Organizations must train leaders to:
Communicate honestly, escalate problems early, share accurate information, encourage transparency.
The faster bad news travels upward:
The faster problems get solved.
6. Use Data Alongside Human Insight
Data matters.
But data without context can become misleading.
Employee conversations often explain what spreadsheets cannot.
The best leaders combine:
Quantitative analysis with human understanding.
Numbers reveal patterns.
People reveal causes.
7. Make Communication a Leadership Priority
Communication is not a soft skill.
It is a strategic capability.
Organizations fail when leaders:
Assume instead of asking, speak more than they listen, avoid uncomfortable conversations, ignore operational realities.

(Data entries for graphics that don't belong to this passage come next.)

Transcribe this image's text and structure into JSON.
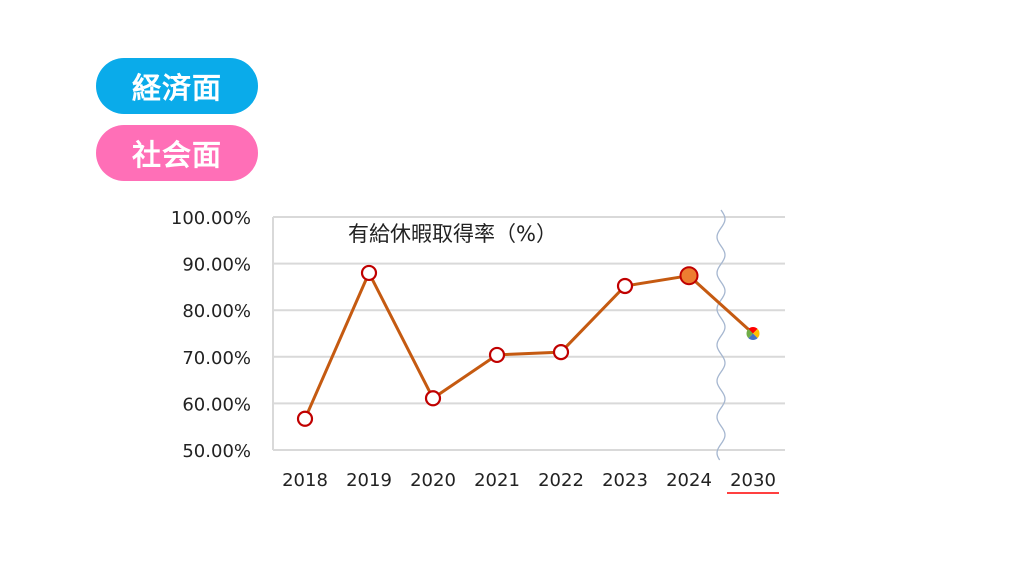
{
  "tags": [
    {
      "label": "経済面",
      "color": "#0aabea"
    },
    {
      "label": "社会面",
      "color": "#ff6fb7"
    }
  ],
  "chart_data": {
    "type": "line",
    "title": "有給休暇取得率（%）",
    "categories": [
      "2018",
      "2019",
      "2020",
      "2021",
      "2022",
      "2023",
      "2024",
      "2030"
    ],
    "values": [
      56.7,
      88.0,
      61.1,
      70.4,
      71.0,
      85.2,
      87.4,
      75.0
    ],
    "ylim": [
      50,
      100
    ],
    "yticks": [
      "100.00%",
      "90.00%",
      "80.00%",
      "70.00%",
      "60.00%",
      "50.00%"
    ],
    "ytick_values": [
      100,
      90,
      80,
      70,
      60,
      50
    ],
    "grid": true,
    "axis_break_before": "2030",
    "highlight": {
      "2024": "current",
      "2030": "target"
    },
    "colors": {
      "line": "#c55a11",
      "marker_edge": "#c00000",
      "marker_fill": "#ffffff",
      "current_fill": "#ed7d31",
      "target_underline": "#ff0000",
      "grid": "#d9d9d9",
      "break_line": "#a6b7d0",
      "target_colors": [
        "#ff0000",
        "#ffc000",
        "#4472c4",
        "#70ad47"
      ]
    }
  }
}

The strongest executives intentionally create communication loops across every level of the organization.
Because informed leadership always outperforms isolated leadership.
Here is the deeper reality:
Employees usually know problems long before executives do.
Customers often notice problems before leadership does.
And culture deteriorates quietly before reports reflect it.
The best executives do not assume they know everything.
They actively search for what they might be missing.
Use these principles to:
Improve strategic decision-making, build stronger employee trust, identify problems earlier, increase organizational agility, create healthier company culture.
I’ve prepared an infographic summarizing this concept - so you can understand it better:

Most organizational failures are not caused by lack of intelligence.
They are caused by lack of visibility.
Leadership is not about sitting above the organization.
It is about staying connected to it.
The strongest leaders understand:
The closer you are to reality,
The better your decisions become.
So ask yourself:
How much of your organization’s reality are you truly seeing?
And more importantly:
Who feels safe enough to tell you the truth?